The SEC enforcement director Gurbir Grewal said the commission will continue to bring enforcement actions against all firms, directly and indirectly, involved with cryptocurrencies.
Despite claims that it is “picking winners and losers” and “stifling innovation,” Gurbir Grewal, the enforcement director for the United States Securities and Exchange Commission, said the financial agency will keep looking into and taking enforcement actions against cryptocurrency firms.
Grewal responded to claims that the SEC “somehow unfairly targeted crypto” in its enforcement actions when compared to those targeting financial products or traditional markets in written remarks at a Friday seminar organized by the Practising Law Institute.
Additionally, he made a suggestion that the SEC had a duty to those “non-White and lower-income investors” who were drawn to cryptocurrency projects and may have felt that the financial system and its authorities “failed, or just disregarded them.”
Grewal noted that it frequently appears that detractors are irate because the application of well-established laws and precedents to the cryptocurrency industry is not being waived.
“Were we not to investigate and bring appropriate cases just as we always have simply to duck criticism or difficult questions, we’d be acting with both fear and favor,” Grewal said.
The director of SEC enforcement added:
“Non-enforcement of the most fundamental rules underlying our regulatory structure would be a betrayal of trust and not an option for us […] We will continue to bring actions regardless of what label is used or technology is involved (or not).

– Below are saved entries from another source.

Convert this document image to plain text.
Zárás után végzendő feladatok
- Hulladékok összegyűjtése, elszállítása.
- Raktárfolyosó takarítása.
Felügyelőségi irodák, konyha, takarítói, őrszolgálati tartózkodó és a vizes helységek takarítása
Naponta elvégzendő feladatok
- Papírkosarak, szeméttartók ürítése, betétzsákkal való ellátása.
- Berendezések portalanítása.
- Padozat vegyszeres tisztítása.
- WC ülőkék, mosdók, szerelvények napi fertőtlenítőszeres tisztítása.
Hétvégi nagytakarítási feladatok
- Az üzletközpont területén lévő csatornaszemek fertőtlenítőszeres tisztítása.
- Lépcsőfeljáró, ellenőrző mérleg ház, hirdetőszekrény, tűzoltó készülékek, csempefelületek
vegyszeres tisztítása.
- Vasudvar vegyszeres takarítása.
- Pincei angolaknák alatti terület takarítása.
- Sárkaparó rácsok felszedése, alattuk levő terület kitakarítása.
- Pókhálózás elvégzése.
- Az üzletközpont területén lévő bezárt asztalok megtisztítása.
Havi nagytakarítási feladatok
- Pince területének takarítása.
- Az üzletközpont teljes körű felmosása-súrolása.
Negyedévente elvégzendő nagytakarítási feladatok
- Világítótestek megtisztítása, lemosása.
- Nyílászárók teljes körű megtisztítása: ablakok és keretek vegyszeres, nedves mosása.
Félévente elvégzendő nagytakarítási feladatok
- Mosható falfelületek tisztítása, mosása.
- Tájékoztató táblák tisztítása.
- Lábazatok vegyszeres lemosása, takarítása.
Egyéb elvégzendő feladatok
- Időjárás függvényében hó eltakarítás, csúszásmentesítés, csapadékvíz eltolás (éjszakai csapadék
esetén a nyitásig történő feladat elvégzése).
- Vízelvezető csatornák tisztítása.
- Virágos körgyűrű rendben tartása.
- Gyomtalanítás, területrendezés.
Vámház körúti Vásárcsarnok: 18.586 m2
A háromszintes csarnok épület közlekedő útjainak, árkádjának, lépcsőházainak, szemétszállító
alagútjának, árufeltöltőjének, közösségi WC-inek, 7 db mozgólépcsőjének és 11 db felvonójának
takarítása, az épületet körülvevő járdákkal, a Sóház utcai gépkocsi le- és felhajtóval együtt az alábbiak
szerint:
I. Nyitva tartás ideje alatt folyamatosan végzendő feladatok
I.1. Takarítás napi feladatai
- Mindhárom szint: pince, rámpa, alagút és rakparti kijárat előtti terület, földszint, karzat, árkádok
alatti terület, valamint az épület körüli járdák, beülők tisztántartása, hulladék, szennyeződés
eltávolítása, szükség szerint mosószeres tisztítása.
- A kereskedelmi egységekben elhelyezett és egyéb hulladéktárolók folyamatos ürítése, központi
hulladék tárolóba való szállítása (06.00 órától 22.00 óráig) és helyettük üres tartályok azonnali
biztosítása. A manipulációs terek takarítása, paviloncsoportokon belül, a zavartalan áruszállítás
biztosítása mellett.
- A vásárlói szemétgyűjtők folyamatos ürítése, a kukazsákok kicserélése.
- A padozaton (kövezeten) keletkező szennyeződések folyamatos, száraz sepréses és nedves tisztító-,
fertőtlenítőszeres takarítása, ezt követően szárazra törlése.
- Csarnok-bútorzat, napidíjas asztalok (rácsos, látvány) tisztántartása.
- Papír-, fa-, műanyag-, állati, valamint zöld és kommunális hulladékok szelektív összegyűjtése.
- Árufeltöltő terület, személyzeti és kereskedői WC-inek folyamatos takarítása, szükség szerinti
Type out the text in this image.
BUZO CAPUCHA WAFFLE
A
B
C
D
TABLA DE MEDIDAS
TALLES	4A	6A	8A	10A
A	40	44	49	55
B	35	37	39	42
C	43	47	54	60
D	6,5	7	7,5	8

Failure to do so would constitute an abdication of our responsibilities.”
Representative Brad Sherman later criticized the regulatory body, saying that Grewal needed to demonstrate “fortitude and courage” by going after major crypto exchanges in his capacity as enforcement director and not “small fish.”
Officials appointed Grewal as the SEC’s enforcement director in July “The SEC then allegedly attempted to regulate digital assets through enforcement actions by filing a complaint against a former Coinbase employee and designating nine tokens as “crypto asset securities.”
At the same Practising Law Institute conference on Thursday, SEC Chair Gary Gensler said he supported legislation that would give the Commodity Futures Trading Commission more power, so long as it didn’t “inadvertently undercut securities rules.”